MK Mansour Abbas, the leader of Ra’am, appeared nervous on Tuesday night despite his party’s relatively strong showing in the exit polls. Abbas cautioned that the results were “not final” and could “go up or down.”
Abbas’s faction is part of the current government and has ruled out joining a Netanyahu-led coalition, after previously remaining open to the option.
If the polls are accurate, Netanyahu would not need Ra’am’s support to form a government anyway and would have little incentive to include the Islamist party. Ra’am has been a common target for Netanyahu and his allies, although the former premier courted Ra’am ahead of the last election.
Voter turnout in the Arab community was around 58% — higher than expected and more than during the previous election, but below the national average of 71.3%. Overall turnout was the highest since 2015 with 4,843,023 ballots cast.

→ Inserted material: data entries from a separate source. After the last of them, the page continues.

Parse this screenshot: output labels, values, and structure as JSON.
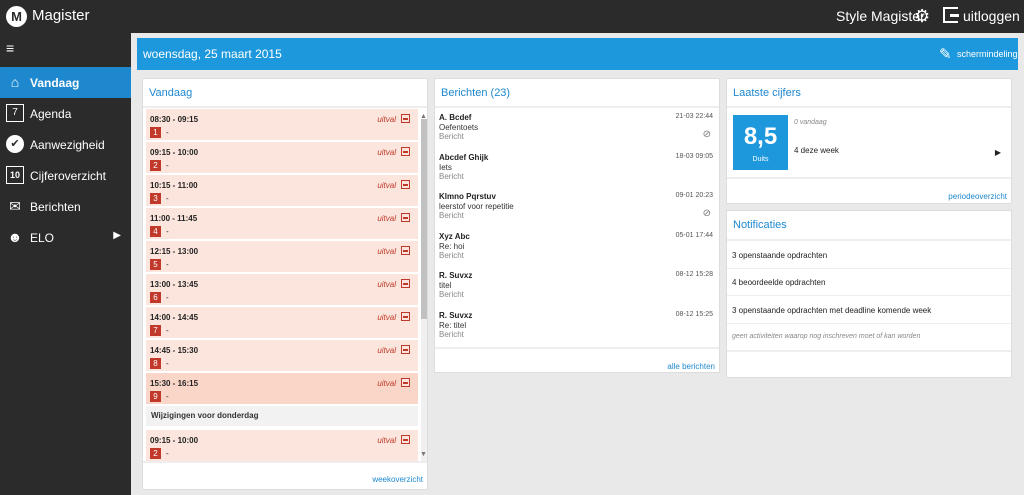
{
  "app": {
    "name": "Magister",
    "logo": "M",
    "style_label": "Style Magister",
    "logout_label": "uitloggen",
    "gear_icon": "⚙"
  },
  "sidebar": {
    "collapse_icon": "≡",
    "items": [
      {
        "label": "Vandaag",
        "icon": "⌂",
        "active": true
      },
      {
        "label": "Agenda",
        "icon": "7"
      },
      {
        "label": "Aanwezigheid",
        "icon": "✔"
      },
      {
        "label": "Cijferoverzicht",
        "icon": "10"
      },
      {
        "label": "Berichten",
        "icon": "✉"
      },
      {
        "label": "ELO",
        "icon": "☻",
        "arrow": "▶"
      }
    ]
  },
  "header": {
    "date": "woensdag, 25 maart 2015",
    "layout_label": "schermindeling",
    "pencil_icon": "✎"
  },
  "today": {
    "title": "Vandaag",
    "uitval": "uitval",
    "dash": "-",
    "change_header": "Wijzigingen voor donderdag",
    "week_link": "weekoverzicht",
    "lessons": [
      {
        "time": "08:30 - 09:15",
        "hour": "1"
      },
      {
        "time": "09:15 - 10:00",
        "hour": "2"
      },
      {
        "time": "10:15 - 11:00",
        "hour": "3"
      },
      {
        "time": "11:00 - 11:45",
        "hour": "4"
      },
      {
        "time": "12:15 - 13:00",
        "hour": "5"
      },
      {
        "time": "13:00 - 13:45",
        "hour": "6"
      },
      {
        "time": "14:00 - 14:45",
        "hour": "7"
      },
      {
        "time": "14:45 - 15:30",
        "hour": "8"
      },
      {
        "time": "15:30 - 16:15",
        "hour": "9"
      },
      {
        "time": "09:15 - 10:00",
        "hour": "2"
      }
    ]
  },
  "messages": {
    "title": "Berichten (23)",
    "type_label": "Bericht",
    "clip_icon": "⊘",
    "all_link": "alle berichten",
    "items": [
      {
        "sender": "A. Bcdef",
        "subject": "Oefentoets",
        "date": "21-03 22:44",
        "attachment": true
      },
      {
        "sender": "Abcdef Ghijk",
        "subject": "Iets",
        "date": "18-03 09:05"
      },
      {
        "sender": "Klmno Pqrstuv",
        "subject": "leerstof voor repetitie",
        "date": "09-01 20:23",
        "attachment": true
      },
      {
        "sender": "Xyz Abc",
        "subject": "Re: hoi",
        "date": "05-01 17:44"
      },
      {
        "sender": "R. Suvxz",
        "subject": "titel",
        "date": "08-12 15:28"
      },
      {
        "sender": "R. Suvxz",
        "subject": "Re: titel",
        "date": "08-12 15:25"
      }
    ]
  },
  "grades": {
    "title": "Laatste cijfers",
    "value": "8,5",
    "subject": "Duits",
    "today": "0 vandaag",
    "week": "4 deze week",
    "arrow": "▶",
    "period_link": "periodeoverzicht"
  },
  "notifications": {
    "title": "Notificaties",
    "items": [
      "3 openstaande opdrachten",
      "4 beoordeelde opdrachten",
      "3 openstaande opdrachten met deadline komende week"
    ],
    "info": "geen activiteiten waarop nog inschreven moet of kan worden"
  }
}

As Balad neared the electoral threshold, Netanyahu repeated an unfounded accusation of voter irregularities at certain polling stations in Arab communities, saying that he was waiting for the “real count, not the fake count that somebody is trying to subvert by violence or intimidation.”
The Central Elections Committee said in response that it had no evidence of irregularities at polling stations in Arab communities. Police also dismissed the accusation.
“Given that the counting [of votes] has just begun, there is definitely no basis for unfounded rumors about supposed ‘forgeries’ in one community or another,” the Central Elections Committee said.